Trevor Bryan is ranked number one by the WBA, but isn’t in the top 10 anywhere else. Jarrell Miller is coming off a drugs ban and then you have the likes of Michael Hunter and Charles Martin.
We all know that if things go according to plan, Fury will face Deontay Wilder for the WBC heavyweight title in early 2020 as that fight has already been agreed in principle and will be the rematch to their thrilling draw in late 2018.
But, you’re well within your rights to ask: who the hell is Otto Wallin?
The 28-year-old is a southpaw born in Sundsvall, Sweden.
He has previous experience with British fighters after taking part in Anthony Joshua’s training camp to help the former world champion prepare for his victory over IBF champion Charles Martin in 2016.
He was set for the most notable match-up of his career in July with BJ Flores, but the American was not medically cleared to compete.
Wallin relocated to the United States earlier this year for training purposes and is yet to have his first fight since doing so.

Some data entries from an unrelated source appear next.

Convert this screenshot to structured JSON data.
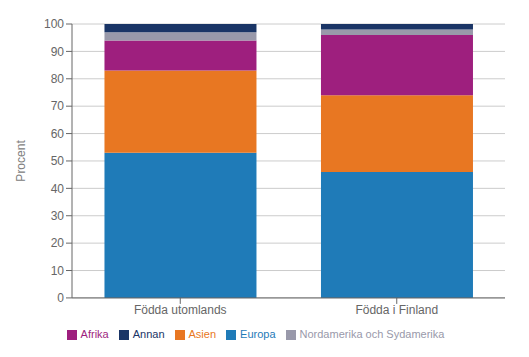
{
  "chart_data": {
    "type": "bar",
    "stacked": true,
    "categories": [
      "Födda utomlands",
      "Födda i Finland"
    ],
    "series": [
      {
        "name": "Europa",
        "color": "#1f7bb8",
        "values": [
          53,
          46
        ]
      },
      {
        "name": "Asien",
        "color": "#e87722",
        "values": [
          30,
          28
        ]
      },
      {
        "name": "Afrika",
        "color": "#9e1f7e",
        "values": [
          11,
          22
        ]
      },
      {
        "name": "Nordamerika och Sydamerika",
        "color": "#9999aa",
        "values": [
          3,
          2
        ]
      },
      {
        "name": "Annan",
        "color": "#1a3566",
        "values": [
          3,
          2
        ]
      }
    ],
    "ylabel": "Procent",
    "ylim": [
      0,
      100
    ],
    "yticks": [
      0,
      10,
      20,
      30,
      40,
      50,
      60,
      70,
      80,
      90,
      100
    ],
    "grid": true,
    "legend": "bottom"
  }
}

Making the jump up to face The Ring magazine’s number one heavyweight in the world is quite the challenge.
WALLIN TALE OF THE TAPE
- Fights: 20
- Wins: 20
- KOs: 13
- Height: 6”5
- Weight (Last Fight): 16st 2lbs
- World titles won: 0
Wallin was taught to box by his father, Carl, who used to tell him the legendary tale of how Ingemar Johansson shocked the world 60 years ago when he travelled to New York City.
The Swede stood toe-to-toe with the seemingly untouchable Floyd Patterson in a packed Yankee Stadium and knocked him out.
Otto was on his way from his New York home to Sweden to visit his father in May, when he heard the news he had died, aged 67.
He told the Daily Mail: “My father was a boxer and he taught me how to fight before he allowed me to go to the gym at the age of 15. Until then I was playing ice hockey and football.
“But he always told me that when the call came I had the qualities to become a world champion. We were very close. He was looking forward to the day my chance came. It is so sad that he is not here to see one of his sons from a small town in Sweden go onto the biggest stage in world boxing.
“But now I have to make it all come true. For him. He made sure I would have the skills both offensively and defensively to take this opportunity, which I’ve been waiting and working for so long. I will feel my father’s presence in the (T-Mobile) arena, for sure.
“That emotion will help me to another big heavyweight shock after (Andy) Ruiz beating (Anthony) Joshua. This is the year of the upsets.”